Trained a simple tensorflow model containing some LSTM and Dense feed-forward layers. After training, I am quantising and converting the model to a tf.lite
format for edge deployment. Here is the relevant part of the code.
...
model_size:int = sum(weight.numpy().nbytes for weight in model.trainable_weights)
print(f'Model size: {model_size / (1024):.2f} KB')
tf_lite_converter = tf.lite.TFLiteConverter.from_keras_model(model=model)
tf_lite_converter.optimizations = [tf.lite.Optimize.OPTIMIZE_FOR_SIZE]

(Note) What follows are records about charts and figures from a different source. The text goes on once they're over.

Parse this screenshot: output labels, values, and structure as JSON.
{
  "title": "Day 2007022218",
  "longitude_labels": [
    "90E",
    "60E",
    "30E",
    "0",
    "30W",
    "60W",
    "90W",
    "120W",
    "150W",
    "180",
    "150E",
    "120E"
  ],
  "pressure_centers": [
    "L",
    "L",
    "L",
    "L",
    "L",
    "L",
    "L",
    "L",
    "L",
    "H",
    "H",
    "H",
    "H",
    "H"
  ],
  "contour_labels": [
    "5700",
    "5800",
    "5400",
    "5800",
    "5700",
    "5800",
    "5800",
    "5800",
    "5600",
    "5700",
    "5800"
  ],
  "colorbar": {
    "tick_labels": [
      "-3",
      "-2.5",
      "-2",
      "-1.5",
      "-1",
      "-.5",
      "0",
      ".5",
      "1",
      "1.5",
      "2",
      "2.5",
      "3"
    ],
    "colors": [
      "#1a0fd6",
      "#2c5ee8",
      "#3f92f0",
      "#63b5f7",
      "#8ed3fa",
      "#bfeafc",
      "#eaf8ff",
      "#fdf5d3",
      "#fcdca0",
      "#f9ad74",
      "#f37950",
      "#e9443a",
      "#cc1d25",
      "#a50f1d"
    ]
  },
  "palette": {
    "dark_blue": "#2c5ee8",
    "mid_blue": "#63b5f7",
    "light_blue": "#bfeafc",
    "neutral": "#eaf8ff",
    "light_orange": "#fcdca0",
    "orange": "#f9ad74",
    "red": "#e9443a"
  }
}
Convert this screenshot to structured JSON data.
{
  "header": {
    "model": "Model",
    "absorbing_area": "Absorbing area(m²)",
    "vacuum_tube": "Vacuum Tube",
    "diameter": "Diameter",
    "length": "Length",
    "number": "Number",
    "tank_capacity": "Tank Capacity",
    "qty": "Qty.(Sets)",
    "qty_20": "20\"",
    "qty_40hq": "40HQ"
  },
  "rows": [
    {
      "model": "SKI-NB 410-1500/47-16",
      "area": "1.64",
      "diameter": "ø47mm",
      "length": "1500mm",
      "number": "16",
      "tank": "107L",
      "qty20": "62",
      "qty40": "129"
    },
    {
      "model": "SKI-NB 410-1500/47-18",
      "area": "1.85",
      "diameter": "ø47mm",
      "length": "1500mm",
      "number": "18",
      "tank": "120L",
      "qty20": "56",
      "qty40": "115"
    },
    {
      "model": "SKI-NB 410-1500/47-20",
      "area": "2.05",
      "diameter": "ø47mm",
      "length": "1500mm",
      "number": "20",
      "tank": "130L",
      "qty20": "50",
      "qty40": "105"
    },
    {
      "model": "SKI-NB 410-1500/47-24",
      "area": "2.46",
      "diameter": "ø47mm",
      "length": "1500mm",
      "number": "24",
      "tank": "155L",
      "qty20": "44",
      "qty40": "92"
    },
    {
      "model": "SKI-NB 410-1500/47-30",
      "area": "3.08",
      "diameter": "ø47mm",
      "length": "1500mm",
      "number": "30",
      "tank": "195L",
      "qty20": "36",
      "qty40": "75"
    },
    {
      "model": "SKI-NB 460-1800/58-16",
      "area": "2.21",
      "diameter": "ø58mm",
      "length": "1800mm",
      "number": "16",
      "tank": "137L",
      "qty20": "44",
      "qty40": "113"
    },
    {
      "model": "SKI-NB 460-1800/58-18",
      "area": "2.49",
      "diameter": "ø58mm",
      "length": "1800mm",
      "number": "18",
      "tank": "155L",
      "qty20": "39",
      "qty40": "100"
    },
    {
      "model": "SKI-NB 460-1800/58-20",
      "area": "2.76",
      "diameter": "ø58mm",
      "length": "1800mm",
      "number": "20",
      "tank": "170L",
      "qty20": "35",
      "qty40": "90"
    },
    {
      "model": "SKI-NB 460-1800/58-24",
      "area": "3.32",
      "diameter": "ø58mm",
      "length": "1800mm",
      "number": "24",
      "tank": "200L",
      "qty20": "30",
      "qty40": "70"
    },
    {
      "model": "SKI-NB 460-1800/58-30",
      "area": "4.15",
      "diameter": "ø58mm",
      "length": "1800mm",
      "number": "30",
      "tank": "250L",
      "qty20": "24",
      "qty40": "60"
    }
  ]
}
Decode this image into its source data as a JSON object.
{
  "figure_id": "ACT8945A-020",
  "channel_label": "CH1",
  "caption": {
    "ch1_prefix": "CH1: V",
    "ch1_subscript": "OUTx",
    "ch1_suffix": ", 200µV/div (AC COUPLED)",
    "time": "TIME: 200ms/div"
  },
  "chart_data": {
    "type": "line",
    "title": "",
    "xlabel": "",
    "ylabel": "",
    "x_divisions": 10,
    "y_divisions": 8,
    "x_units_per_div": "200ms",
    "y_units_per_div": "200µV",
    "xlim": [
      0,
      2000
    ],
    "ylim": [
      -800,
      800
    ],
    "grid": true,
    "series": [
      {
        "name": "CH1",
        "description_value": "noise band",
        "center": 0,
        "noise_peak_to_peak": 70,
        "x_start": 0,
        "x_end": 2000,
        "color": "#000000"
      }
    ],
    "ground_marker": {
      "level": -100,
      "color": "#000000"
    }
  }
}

tf_lite_converter.target_spec.supported_types = [tf.float16]
tflite_model:bytes = tf_lite_converter.convert()
print(f'Size of the tf lite model is {len(tflite_model)/1024} kB')
As the tf_lite
is just a byte array, I am just dividing its length by 1024 to get the size in memory.
Original model size: 33.4 kB After compression and quantisation: 55 kB
So how is that possible or even beneficial if the tf_lite converter increases the size in memory? Or, am I measuring the sizes (in memory) wrongly? Any clue how to get a fair comparison then?
Note
I already compared the sizes in disk (as I persist the models) and yes, tflite shows a clear compression benefit. But is that where the benefit is to be found?